Trentaduesimo Capitolo

533 37 2
                                    

STESSA SERA, ANCORA SUL TETTO DELL'EDIFICIO ABBANDONATO.

La luna si trovava ancora alta nel cielo quando Izaya ed il proprio aggressore iniziarono a fronteggiarsi sull'ampio tetto in cemento, perimetrato da un'estesa ringhiera in ferro, del vecchio edificio che, mesi prima, era stato teatro di un efferato quanto macabro omicidio.

Il vento, quella notte, continuava impassibile ad accanirsi sull'intera Tokyo, facendo sbattere e cigolare senza riserve la minuta porticina di metallo, distante dai due uomini circa una decina di metri, la quale, incastonata tramite i cardini in una cupoletta, anch'essa di cemento, conduceva alle ripide scale utilizzate dall'informatore per giungere sin lassù.

Nell'aria, metaforicamente parlando, si poteva avvertire un odore davvero particolare.

Un odore terribile.

Un odore... Di forte pericolo... Unito a ferocia mortale.

****************

"Mi farai passare la voglia? E a quale tipo di voglia ti stai riferendo di preciso?" domandò Nevan, sogghignando spaventosamente e leccandosi di nuovo le labbra, mentre, nel frattempo, si sfregava le mani, divertito.

"Tu... Davvero, mi fai schifo. Ma non riesci proprio a pensare ad altro?" replicò l'informatore, contraendo il volto in una profonda smorfia di disgusto e riprendendo ad indietreggiare, al fine di frapporre, tra sé stesso e l'assassino, il maggior spazio possibile.
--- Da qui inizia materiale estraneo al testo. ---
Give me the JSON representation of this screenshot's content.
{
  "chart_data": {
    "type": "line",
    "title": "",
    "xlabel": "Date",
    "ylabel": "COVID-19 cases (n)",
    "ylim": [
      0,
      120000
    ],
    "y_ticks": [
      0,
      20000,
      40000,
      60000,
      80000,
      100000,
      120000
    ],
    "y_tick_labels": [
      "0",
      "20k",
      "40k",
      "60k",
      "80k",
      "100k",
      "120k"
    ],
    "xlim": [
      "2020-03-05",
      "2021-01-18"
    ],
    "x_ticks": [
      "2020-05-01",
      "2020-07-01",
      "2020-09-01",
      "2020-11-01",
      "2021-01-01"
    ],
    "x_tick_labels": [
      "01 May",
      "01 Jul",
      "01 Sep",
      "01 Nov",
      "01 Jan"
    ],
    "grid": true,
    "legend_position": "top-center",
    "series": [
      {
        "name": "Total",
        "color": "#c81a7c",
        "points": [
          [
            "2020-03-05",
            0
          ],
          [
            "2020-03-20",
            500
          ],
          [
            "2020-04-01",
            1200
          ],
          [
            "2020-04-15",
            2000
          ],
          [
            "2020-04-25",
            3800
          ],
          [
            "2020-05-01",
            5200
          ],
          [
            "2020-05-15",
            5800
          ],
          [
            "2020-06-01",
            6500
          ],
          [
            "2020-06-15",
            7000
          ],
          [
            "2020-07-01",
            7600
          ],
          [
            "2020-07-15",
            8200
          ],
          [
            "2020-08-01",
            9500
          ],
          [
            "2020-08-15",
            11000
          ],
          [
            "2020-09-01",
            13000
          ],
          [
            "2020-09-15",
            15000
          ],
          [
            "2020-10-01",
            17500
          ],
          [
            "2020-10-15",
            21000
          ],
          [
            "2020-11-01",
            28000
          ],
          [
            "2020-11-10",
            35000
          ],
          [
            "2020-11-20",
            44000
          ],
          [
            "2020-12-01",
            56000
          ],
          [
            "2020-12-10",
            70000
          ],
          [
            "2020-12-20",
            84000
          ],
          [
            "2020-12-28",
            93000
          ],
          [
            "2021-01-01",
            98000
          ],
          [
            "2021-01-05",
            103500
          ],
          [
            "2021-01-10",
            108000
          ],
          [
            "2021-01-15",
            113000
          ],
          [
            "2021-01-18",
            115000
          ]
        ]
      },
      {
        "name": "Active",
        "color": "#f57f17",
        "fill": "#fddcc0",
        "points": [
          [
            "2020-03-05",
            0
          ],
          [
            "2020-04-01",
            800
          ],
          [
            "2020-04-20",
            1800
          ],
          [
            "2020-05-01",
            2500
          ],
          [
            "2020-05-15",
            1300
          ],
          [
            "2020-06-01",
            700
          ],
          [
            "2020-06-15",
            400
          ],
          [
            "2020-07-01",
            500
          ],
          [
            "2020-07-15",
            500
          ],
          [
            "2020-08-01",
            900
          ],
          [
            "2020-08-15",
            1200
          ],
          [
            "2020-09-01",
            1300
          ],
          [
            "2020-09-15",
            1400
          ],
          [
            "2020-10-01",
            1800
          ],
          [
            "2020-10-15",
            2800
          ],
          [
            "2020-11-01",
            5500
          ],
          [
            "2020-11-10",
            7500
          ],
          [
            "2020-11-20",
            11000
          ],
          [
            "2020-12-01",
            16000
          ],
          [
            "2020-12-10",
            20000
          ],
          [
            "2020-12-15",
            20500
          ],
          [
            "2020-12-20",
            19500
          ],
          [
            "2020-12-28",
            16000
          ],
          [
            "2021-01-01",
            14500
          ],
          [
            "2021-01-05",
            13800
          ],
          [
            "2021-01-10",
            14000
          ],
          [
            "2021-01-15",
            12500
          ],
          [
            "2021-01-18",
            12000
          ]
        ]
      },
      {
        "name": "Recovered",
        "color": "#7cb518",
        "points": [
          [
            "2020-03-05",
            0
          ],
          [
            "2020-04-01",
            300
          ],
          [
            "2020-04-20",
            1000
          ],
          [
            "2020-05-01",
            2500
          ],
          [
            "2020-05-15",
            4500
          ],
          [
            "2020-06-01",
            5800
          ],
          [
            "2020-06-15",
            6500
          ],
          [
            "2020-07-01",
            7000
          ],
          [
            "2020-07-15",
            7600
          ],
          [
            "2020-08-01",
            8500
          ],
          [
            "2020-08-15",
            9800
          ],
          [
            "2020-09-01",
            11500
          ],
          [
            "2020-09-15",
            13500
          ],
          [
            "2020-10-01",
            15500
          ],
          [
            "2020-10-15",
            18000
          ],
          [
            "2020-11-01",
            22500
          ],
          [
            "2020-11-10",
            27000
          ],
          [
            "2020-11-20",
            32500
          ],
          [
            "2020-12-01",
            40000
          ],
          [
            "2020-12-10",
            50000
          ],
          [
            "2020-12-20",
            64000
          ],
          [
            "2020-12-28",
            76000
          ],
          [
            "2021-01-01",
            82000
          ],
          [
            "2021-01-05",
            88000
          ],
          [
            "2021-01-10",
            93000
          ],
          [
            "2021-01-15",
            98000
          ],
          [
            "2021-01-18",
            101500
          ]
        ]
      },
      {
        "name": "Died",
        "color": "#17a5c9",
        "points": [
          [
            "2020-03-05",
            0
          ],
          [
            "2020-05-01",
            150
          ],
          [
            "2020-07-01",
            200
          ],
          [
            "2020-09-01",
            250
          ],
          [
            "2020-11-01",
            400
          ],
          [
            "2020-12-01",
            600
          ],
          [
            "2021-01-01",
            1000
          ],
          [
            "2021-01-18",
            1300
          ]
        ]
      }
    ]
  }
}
"Non fare troppo lo schizzinoso! Alla fin fine non sei poi così diverso da me." esclamò tuttavia l'uomo, passandosi una mano fra i capelli, il sorrisetto sornione disegnato sulle labbra.

"Beh... Forse hai ragione. Però almeno io non mi diverto a violentare ed uccidere bambini!" rispose prontamente il giovane, serrando i pugni, rancoroso.

Egli era cosciente d'avere, con l'avvocato, una certa somiglianza... Ma non nel fisico, bensì negli atteggiamenti, ovvero, per esempio, nel pericoloso ed irrefrenabile bisogno d'avere, a tutti i costi, qualsiasi cosa sotto il proprio volere e controllo, oppure nelle terribili risate che spesso li contraddistinguevano, rivelando, in parte, al mondo, l'oscurità da cui entrambi erano rivestiti.

Come Dei ingrati e capricciosi, i due, ognuno alla sua maniera, si erano divertiti negli anni a tenere in scacco la vita di moltissimi individui, coinvolgendoli in "giochetti" loschi e perversi, mentre, al contempo, cercavano di convincersi di non appartenere a quello strano mondo nel quale comunque erano nati, e nel quale comunque continuavano a vivere.

Izaya non era un assassino, né uno stupratore, è vero, e di sicuro non avrebbe mai raggiunto il livello dell'aguzzino... Il sol pensiero d'arrivare a certe efferatezze lo ripugnava, ma sapeva oltremodo bene d'aver tenuto, anch'egli, un comportamento orribile verso parecchie persone, e nonostante il suo modo d'agire fosse stato dettato da una profonda quanto viscerale sofferenza, mixata alla forse (almeno all'inizio) non tanto consapevole tendenza a farsi del male, il dolore causatone agli altri si era rivelato forte e duraturo.

Non per nulla in città lo odiavano quasi tutti.

Ma quello stesso dolore, dopo ogni bravata, dopo ogni brutto scherzo... Gli ritornava indietro moltiplicato all'ennesima potenza, amplificando così l'oscura solitudine in cui si era ritrovato invischiato ed alimentando sempre più il suo atroce inferno personale.

Izaya Orihara, giovane corrotto dall'anima perennemente scorticata, a dispetto delle apparenze non raggiungeva mai l'estasi attraverso il proprio operato, mentre invece, l'avversario, a differenza di lui, ci riusciva benissimo, senza alcuno sforzo.

****************

"Non mi diverto solo a violentare bambini, sai?" riprese l'assassino, malizioso, iniziando subito a ridacchiare divertito, dopo aver visto l'ombra del panico baluginare per qualche secondo fra le screziature cremisi degli occhi del rivale.